Vanessa wishes that she hadn’t watched so many disaster movies. And that it was as easy to imagine the guardians who are supposed to protect humanity.
‘There, we’ve decided,’ Mum says and refills her glass. ‘I’ll start to save up straight away. It’s important for us both to have something to look forward to.’
The playlist moves on to a slow tune. Mum changes to a faster one and talks on.
‘Still, Nicke is a good father for Melvin. And I thought he would be good for you as well. I must have wanted to believe that a little too much. I’ve always felt so bad about you growing up without a male role model.’
‘Doesn’t matter any more,’ Vanessa says. ‘He’s gone now.’
‘Exactly,’ Mum agrees. ‘And this time, I’m going to enjoy being single, not get hitched with the first guy on the horizon. I have finally come to realise that love doesn’t have to be so difficult and complicated to be for real. I know you’re not too keen on Helena Malmgren, but she really has made me see my own worth. And that happiness will be there for me, too.’
Vanessa must have made a face unintentionally, because Mum smiles a little grimly.
‘That’s to say, I am very happy with what I’ve got just now,’ she says and drains her glass. ‘No regrets, either. If I hadn’t met Nicke, I wouldn’t have had Melvin. And then I look at my very wonderful daughter and I’m so proud of her. You have grown up to be really special. So mature and responsible. Just take your job at Mona’s place …’
Her eyes are definitely tearful.
‘I’m happy if you’re happy,’ Vanessa says quietly and Mum puts her arm around Vanessa and kisses her forehead.
The tune’s refrain is starting and Mum shouts.

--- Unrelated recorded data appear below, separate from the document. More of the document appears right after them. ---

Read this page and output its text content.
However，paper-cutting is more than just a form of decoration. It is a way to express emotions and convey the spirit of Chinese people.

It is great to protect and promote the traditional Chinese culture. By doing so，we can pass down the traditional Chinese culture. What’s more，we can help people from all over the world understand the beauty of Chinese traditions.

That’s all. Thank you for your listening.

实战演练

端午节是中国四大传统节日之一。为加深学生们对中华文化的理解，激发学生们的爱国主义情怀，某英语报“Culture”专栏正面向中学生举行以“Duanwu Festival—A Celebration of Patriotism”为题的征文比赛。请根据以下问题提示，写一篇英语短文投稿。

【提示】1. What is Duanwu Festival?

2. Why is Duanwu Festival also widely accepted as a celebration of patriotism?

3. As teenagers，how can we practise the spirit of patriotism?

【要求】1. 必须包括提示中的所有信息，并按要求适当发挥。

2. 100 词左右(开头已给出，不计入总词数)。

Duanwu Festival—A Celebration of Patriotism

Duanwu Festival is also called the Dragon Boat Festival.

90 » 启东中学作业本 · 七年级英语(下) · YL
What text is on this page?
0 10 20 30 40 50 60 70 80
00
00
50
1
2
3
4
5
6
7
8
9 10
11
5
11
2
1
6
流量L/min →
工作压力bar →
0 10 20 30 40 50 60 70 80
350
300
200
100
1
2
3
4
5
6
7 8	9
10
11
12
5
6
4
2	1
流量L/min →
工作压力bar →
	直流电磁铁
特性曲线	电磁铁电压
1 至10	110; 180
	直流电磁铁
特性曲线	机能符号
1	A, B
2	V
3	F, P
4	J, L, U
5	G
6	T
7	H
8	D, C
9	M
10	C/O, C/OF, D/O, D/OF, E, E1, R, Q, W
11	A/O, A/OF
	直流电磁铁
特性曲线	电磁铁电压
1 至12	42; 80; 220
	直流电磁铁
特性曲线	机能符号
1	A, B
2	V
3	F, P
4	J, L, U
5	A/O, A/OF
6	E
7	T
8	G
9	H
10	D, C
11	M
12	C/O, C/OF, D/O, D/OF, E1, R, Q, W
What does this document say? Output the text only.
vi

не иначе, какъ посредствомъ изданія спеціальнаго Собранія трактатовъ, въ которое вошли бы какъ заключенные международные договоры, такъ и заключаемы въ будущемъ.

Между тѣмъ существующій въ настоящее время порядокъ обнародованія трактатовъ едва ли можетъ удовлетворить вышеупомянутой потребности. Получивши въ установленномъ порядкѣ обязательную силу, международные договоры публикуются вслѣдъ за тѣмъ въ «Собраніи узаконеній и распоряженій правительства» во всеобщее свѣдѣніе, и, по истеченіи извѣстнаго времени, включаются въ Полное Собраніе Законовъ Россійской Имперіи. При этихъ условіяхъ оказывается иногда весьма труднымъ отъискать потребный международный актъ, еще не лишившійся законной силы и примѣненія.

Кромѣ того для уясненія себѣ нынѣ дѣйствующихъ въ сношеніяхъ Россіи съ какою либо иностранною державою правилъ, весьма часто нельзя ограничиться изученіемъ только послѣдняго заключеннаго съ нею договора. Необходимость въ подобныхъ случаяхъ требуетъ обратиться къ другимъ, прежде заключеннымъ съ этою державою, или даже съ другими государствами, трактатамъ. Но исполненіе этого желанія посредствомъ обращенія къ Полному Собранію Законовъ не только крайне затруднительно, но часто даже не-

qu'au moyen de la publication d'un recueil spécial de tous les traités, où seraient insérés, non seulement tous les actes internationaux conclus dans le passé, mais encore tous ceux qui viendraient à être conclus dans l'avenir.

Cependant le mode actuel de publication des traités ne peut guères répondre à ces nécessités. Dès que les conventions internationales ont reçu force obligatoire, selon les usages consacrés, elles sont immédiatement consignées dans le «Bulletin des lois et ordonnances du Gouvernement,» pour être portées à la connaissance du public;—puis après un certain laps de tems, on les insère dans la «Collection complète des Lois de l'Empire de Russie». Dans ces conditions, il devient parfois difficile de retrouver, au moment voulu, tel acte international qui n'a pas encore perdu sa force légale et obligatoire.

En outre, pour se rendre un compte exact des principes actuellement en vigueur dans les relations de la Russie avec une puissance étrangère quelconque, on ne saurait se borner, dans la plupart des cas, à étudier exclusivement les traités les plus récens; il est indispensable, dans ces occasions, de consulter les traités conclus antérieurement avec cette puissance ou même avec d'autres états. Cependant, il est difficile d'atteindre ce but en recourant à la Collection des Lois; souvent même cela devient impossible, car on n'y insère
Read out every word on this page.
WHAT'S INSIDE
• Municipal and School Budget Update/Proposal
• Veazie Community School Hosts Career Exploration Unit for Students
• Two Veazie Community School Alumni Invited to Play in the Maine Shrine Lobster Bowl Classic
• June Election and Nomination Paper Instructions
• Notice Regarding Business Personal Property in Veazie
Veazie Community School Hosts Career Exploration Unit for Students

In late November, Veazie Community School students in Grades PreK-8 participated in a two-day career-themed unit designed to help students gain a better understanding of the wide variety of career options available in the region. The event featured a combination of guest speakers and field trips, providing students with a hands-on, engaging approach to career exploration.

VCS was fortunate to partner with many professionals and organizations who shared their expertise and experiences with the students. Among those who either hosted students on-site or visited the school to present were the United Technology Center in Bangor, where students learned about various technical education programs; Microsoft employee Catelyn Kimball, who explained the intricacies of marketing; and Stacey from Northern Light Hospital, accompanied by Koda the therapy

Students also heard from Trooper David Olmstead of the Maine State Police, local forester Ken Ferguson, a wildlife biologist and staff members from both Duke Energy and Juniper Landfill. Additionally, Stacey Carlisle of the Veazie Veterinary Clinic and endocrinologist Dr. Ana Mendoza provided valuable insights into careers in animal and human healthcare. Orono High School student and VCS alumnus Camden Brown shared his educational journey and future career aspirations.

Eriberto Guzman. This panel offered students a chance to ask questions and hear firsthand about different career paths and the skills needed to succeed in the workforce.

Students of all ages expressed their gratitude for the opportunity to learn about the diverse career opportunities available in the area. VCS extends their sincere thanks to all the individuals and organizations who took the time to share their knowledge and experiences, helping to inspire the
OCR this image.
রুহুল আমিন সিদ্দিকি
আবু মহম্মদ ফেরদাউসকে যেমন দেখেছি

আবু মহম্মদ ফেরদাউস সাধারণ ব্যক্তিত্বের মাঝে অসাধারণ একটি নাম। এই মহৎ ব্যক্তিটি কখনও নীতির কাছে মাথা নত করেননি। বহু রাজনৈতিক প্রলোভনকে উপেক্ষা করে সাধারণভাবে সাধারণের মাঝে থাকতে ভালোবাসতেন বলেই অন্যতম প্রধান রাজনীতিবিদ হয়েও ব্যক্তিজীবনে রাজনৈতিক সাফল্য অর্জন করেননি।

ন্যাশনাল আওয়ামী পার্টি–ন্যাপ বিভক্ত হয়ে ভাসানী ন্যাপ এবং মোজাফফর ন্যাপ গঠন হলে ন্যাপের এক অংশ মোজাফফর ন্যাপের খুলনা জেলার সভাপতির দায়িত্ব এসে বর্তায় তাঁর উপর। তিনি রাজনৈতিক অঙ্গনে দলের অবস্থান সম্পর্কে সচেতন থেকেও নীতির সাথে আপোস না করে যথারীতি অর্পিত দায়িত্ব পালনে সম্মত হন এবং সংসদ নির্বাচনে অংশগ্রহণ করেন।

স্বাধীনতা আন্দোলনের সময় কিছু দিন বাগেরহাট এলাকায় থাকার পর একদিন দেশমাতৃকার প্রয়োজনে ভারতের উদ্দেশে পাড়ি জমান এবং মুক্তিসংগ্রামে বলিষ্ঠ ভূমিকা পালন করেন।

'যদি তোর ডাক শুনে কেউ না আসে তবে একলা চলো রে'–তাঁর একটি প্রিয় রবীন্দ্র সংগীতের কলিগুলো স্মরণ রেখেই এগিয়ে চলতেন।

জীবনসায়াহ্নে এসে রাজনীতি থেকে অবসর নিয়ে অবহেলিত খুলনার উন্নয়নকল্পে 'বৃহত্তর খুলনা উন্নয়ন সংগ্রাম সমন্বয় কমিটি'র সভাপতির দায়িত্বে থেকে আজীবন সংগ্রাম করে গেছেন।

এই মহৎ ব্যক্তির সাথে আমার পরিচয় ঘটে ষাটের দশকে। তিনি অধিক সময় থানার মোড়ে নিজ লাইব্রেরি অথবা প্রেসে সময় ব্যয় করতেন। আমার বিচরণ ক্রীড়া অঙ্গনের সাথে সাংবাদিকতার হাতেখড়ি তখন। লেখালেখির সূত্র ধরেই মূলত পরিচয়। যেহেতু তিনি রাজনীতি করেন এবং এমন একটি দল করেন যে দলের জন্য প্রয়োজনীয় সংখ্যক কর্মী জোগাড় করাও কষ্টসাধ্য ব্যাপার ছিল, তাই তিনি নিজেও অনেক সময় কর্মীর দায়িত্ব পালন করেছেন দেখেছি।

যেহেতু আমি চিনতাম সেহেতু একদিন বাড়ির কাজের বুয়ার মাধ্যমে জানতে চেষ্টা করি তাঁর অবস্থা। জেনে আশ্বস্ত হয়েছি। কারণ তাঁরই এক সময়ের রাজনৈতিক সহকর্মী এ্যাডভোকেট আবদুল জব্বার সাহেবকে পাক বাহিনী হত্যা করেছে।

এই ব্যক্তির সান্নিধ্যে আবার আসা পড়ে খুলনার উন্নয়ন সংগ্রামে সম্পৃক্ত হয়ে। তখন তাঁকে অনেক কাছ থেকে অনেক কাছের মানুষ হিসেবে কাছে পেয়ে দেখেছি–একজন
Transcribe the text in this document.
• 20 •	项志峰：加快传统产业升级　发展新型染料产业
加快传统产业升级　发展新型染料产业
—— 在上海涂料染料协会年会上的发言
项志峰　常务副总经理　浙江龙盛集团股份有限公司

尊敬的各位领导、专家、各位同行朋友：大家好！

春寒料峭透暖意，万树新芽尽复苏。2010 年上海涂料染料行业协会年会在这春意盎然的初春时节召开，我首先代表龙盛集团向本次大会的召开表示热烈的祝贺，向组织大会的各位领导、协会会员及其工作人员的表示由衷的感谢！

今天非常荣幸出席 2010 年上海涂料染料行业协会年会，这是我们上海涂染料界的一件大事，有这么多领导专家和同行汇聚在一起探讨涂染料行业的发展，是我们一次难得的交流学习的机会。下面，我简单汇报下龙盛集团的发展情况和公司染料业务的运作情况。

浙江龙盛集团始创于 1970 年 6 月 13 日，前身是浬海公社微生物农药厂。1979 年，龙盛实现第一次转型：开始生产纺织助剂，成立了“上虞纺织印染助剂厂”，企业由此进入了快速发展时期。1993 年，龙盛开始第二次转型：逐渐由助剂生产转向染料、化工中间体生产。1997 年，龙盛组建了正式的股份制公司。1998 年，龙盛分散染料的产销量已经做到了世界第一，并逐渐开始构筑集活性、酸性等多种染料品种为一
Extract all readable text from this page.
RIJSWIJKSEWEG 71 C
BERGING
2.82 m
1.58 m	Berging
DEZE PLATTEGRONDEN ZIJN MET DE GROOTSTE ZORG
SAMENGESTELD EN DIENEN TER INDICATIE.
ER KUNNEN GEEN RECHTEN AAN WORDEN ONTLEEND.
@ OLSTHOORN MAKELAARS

‘Come on, Nessa, let’s dance!’
Mum takes Vanessa’s hands and tries to pull her up from the sofa. But Vanessa hangs back.
‘Oh, Mum, give over,’ she says.
Mum just laughs, lets go and starts shaking her booty.
Vanessa catches sight of a blue tit perched on the windowsill, looking in. Even the bird looks embarrassed.
41
Ida leans her cheek against Troja’s muzzle and feels his calm filter into her. She would like to stand here all night.